Jamaican innovator Gordon Swaby is ready to take his Web-based e-learning app to Trinidad and Tobago after it has already led students in Jamaica to great academic success.
The app is called Edufocal and it gives students a less structured but still effective way to study so that learning can seem more fun.
Edufocal has already been a major success with Jamaican students at the Secondary Entrance Assessment (SEA) and Caribbean Secondary Education Certificate (CSEC) levels.
Swaby believes that the app has already been responsible for many students excelling on their Grade Six Achievement Test (GSAT).
The test is Jamaica’s national high school entrance examination and a major milestone for students in grade school.
“Four out of five GSAT students were placed in their school of choice and all scored in the 90s,” Swaby told The Guardian. “Our top five CSEC students also received all their passes.”

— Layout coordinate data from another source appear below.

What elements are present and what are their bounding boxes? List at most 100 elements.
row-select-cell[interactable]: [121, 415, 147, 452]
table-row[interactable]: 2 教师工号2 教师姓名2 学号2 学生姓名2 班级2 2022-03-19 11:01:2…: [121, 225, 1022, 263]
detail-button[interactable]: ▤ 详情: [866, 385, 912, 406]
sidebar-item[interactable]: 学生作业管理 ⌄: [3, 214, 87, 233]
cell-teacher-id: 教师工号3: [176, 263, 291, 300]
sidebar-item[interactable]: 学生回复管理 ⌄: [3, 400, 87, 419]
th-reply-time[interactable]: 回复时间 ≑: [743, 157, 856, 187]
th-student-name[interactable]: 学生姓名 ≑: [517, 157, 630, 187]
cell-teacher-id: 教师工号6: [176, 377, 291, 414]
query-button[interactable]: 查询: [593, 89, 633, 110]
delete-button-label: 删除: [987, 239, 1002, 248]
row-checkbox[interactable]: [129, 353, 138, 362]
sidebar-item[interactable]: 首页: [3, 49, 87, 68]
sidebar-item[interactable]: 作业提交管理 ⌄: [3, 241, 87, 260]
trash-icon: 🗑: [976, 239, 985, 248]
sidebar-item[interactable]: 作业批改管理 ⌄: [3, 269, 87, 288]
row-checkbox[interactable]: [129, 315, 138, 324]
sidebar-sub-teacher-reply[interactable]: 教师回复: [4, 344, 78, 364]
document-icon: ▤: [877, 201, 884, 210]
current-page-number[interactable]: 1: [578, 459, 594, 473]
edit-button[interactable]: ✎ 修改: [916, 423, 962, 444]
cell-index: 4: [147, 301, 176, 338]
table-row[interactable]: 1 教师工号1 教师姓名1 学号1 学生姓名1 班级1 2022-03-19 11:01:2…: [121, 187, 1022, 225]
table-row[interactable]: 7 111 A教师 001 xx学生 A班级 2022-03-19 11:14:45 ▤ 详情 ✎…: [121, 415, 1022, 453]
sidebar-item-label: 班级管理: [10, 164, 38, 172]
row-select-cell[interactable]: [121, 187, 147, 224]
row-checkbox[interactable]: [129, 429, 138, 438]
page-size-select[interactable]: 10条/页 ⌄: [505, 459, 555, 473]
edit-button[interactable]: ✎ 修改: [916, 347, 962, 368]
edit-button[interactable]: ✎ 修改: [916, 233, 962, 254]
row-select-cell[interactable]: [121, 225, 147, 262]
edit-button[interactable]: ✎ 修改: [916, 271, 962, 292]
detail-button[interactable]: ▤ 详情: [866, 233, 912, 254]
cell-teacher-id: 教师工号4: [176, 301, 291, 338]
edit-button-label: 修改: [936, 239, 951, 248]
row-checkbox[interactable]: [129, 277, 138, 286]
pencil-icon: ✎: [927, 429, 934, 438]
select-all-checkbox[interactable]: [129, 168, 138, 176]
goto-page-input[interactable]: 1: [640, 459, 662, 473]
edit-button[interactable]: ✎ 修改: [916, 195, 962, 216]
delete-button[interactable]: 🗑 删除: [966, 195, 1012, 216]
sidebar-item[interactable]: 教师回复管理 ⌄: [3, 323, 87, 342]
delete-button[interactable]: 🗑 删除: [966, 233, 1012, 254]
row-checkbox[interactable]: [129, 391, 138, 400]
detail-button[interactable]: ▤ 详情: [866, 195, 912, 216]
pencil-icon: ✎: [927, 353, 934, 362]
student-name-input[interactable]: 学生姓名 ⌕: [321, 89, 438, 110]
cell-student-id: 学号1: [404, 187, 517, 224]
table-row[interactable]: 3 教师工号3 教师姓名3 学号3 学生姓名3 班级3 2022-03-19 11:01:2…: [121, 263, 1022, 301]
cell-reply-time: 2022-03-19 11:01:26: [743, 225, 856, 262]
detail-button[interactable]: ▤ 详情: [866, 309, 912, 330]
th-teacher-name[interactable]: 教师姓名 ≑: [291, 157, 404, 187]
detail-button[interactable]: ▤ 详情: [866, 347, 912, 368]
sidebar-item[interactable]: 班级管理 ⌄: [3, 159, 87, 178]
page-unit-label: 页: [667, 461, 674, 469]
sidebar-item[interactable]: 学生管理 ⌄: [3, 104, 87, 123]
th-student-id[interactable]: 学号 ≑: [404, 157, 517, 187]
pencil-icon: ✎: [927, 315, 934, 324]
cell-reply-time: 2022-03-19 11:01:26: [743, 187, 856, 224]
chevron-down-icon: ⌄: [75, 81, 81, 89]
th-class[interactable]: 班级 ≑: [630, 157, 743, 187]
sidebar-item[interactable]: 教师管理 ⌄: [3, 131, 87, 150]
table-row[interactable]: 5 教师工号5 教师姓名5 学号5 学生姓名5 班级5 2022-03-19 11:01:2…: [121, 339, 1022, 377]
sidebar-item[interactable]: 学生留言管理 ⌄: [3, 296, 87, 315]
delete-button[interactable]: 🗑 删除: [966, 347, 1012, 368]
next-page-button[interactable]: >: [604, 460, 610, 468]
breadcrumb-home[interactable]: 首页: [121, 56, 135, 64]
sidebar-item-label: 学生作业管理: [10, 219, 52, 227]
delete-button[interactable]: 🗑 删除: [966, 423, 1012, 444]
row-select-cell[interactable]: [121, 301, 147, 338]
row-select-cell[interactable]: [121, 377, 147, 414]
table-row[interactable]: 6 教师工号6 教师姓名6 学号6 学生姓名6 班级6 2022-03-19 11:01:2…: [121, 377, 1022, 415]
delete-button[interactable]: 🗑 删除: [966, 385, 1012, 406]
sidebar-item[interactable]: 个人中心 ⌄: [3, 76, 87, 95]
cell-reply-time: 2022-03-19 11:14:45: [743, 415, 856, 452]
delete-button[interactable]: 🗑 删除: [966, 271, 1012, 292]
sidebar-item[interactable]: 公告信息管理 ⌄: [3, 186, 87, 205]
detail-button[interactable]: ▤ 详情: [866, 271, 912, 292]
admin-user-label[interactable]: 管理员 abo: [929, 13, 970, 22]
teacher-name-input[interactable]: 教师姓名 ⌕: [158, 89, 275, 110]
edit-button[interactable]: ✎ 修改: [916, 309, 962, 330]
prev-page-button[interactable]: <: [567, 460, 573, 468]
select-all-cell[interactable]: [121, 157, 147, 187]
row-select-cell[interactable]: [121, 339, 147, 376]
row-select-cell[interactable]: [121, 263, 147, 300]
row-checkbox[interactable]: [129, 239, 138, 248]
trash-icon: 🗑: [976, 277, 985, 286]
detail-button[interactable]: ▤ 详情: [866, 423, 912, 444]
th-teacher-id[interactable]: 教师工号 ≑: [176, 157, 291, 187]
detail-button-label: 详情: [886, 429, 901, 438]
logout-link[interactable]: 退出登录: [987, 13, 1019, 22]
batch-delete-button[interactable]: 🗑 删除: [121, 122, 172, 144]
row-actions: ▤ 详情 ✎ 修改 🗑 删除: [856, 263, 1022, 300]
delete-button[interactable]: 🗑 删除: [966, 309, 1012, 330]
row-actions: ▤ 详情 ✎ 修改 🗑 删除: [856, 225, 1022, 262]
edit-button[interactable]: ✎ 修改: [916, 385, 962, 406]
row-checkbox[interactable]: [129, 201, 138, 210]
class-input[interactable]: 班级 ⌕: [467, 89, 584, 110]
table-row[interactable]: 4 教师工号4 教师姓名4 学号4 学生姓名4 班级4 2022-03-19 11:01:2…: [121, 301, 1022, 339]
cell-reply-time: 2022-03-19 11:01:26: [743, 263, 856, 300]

More than 3,500 students have already used the virtual program and now Swaby is taking it to Trinidad and Tobago.
Swaby was recently in Trinidad and Tobago as a Jamaican delegate for the eighth Americas Competitiveness Forum in Port-of-Spain, The Guardian reported.
The program costs $15 a month per student or $42 for a three-month subscription.
While the virtual program is not free, it certainly seems to be quite effective and even allows students and parents to track their progress online.
“Students and parents can track their progress on Edufocal,” Swaby told The Guardian. “You can see the areas that you are lacking in, you can see the areas that you are progressing in. How much time you are spending on the program and the areas that you are spending the time on.”
It’s hard to believe that there is an app that can truly be effective while also making education fun, but if anyone were to accomplish such a feat it would be Swaby.
When he was only 15, Swaby created one of the largest gaming sites in the English-speaking Caribbean and was recognized as the top student entrepreneur by the University of Technology in 2012.
He was also a Private Sector Organization of Jamaica (PSOJ) 50 under 50 awardee, according to The Guardian.